На Павликово восемнадцатилетие отец подарил ему часы «Полет» и объявил, что алименты закончились. Потом Павлик поступил в МАИ и через пять месяцев, в аккурат после первой сессии, привел в дом жену. Ее звали Лора, она была русская, но из Баку и смешно прибавляла к месту, а чаще невпопад слово «да» – в утвердительном, вопросительном и отрицательном смыслах. Это вот «да» страшно веселило Павлика. Была Лора высокая, почти длинная, с грустными глазами навыкате и длинной русой косой до пояса. Эта коса и ее постоянное забавное «даканье» Павлика и сразили. Была она из семьи военного, и свадьбу справляли в офицерской столовой подмосковного военного городка. Отец с Инессой подарили громоздкий кухонный комбайн, и Лора заплакала, увидев на дне коробки товарный чек семилетней давности. А мать отдала Лоре свою единственную драгоценность – старое кольцо со слегка оплавленным темно-синим сапфиром. По семейной легенде, это кольцо перенесло какой-то пожар в конце девятнадцатого века.

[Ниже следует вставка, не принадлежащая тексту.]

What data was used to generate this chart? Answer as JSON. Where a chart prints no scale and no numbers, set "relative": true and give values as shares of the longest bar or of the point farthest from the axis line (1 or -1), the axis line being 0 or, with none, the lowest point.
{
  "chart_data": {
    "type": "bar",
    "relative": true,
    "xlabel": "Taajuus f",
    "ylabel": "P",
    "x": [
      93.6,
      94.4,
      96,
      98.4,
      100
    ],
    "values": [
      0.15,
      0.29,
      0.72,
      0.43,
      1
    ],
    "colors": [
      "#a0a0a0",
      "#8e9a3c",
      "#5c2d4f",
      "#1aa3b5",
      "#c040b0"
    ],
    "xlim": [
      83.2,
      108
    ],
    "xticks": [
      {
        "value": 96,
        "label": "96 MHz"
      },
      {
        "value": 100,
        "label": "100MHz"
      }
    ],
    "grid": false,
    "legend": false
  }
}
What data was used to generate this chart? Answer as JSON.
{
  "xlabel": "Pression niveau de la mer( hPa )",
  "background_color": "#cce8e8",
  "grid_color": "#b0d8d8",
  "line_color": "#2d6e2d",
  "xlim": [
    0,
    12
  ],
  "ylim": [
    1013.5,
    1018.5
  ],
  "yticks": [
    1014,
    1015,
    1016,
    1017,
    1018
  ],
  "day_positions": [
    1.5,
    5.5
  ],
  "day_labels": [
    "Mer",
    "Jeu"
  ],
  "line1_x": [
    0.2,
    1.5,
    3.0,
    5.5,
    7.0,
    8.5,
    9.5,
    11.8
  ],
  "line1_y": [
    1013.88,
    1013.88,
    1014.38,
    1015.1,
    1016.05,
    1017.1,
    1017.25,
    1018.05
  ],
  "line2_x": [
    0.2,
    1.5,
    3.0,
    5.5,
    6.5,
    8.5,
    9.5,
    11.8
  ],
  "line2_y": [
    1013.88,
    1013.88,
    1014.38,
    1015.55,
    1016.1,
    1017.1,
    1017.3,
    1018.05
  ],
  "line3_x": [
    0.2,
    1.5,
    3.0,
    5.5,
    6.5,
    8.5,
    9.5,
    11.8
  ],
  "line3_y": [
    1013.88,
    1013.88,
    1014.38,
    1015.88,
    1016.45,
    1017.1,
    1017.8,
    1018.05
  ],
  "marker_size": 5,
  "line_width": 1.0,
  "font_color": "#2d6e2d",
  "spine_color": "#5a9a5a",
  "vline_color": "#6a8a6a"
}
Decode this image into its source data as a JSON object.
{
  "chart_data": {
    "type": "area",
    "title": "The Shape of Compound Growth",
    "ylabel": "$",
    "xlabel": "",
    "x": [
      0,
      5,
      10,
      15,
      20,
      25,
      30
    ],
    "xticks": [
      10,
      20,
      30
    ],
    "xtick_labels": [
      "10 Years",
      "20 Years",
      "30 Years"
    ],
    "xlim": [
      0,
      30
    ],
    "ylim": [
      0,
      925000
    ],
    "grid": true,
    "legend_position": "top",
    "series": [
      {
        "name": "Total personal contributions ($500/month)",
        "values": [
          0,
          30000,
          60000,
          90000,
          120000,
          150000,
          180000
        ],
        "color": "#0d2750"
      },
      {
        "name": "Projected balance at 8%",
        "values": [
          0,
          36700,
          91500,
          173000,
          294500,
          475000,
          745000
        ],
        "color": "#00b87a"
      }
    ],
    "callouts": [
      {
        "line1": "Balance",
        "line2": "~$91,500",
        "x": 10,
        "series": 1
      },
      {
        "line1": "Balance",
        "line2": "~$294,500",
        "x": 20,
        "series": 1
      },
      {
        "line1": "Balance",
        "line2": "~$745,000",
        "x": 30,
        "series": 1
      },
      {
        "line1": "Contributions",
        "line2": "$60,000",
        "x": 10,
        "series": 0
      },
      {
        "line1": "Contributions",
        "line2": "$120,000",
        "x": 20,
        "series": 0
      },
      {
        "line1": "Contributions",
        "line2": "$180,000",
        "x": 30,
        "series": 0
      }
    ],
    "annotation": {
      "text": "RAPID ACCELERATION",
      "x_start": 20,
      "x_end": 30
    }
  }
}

Лора как-то сразу объявила, что двум хозяйкам на одной кухне будет точно тесно и что нельзя превращать совместную жизнь в ад. Мать собрала вещи и уехала жить к своей матери, старухе со скверным характером, в Томилино, где у той была половина дома – две комнаты и веранда, удобства во дворе. Приезжала мать теперь в свою квартиру три раза в неделю – сидеть с внучкой Машенькой, которую обожала. Против этих приездов Лора, конечно, не возражала – она пыталась вести «светскую» жизнь: консерватория, Зал Чайковского, Большой. Возвращались они поздно; после очередного концерта Лора делала томные глаза и говорила, что ей надо немного пройтись, все это «переварить», но никогда не предлагала свекрови остаться на ночь. Она вообще не любила причинять себе неудобства.

К отцу Павлик с семейством заезжал редко, примерно раз в полгода. Отец с Инессой писали учебник по физике для вузов и были страшно заняты. Отец сдержанно радовался внучке и дарил какие-то нелепые крупные пластмассовые игрушки, постепенно захламляющие квартиру.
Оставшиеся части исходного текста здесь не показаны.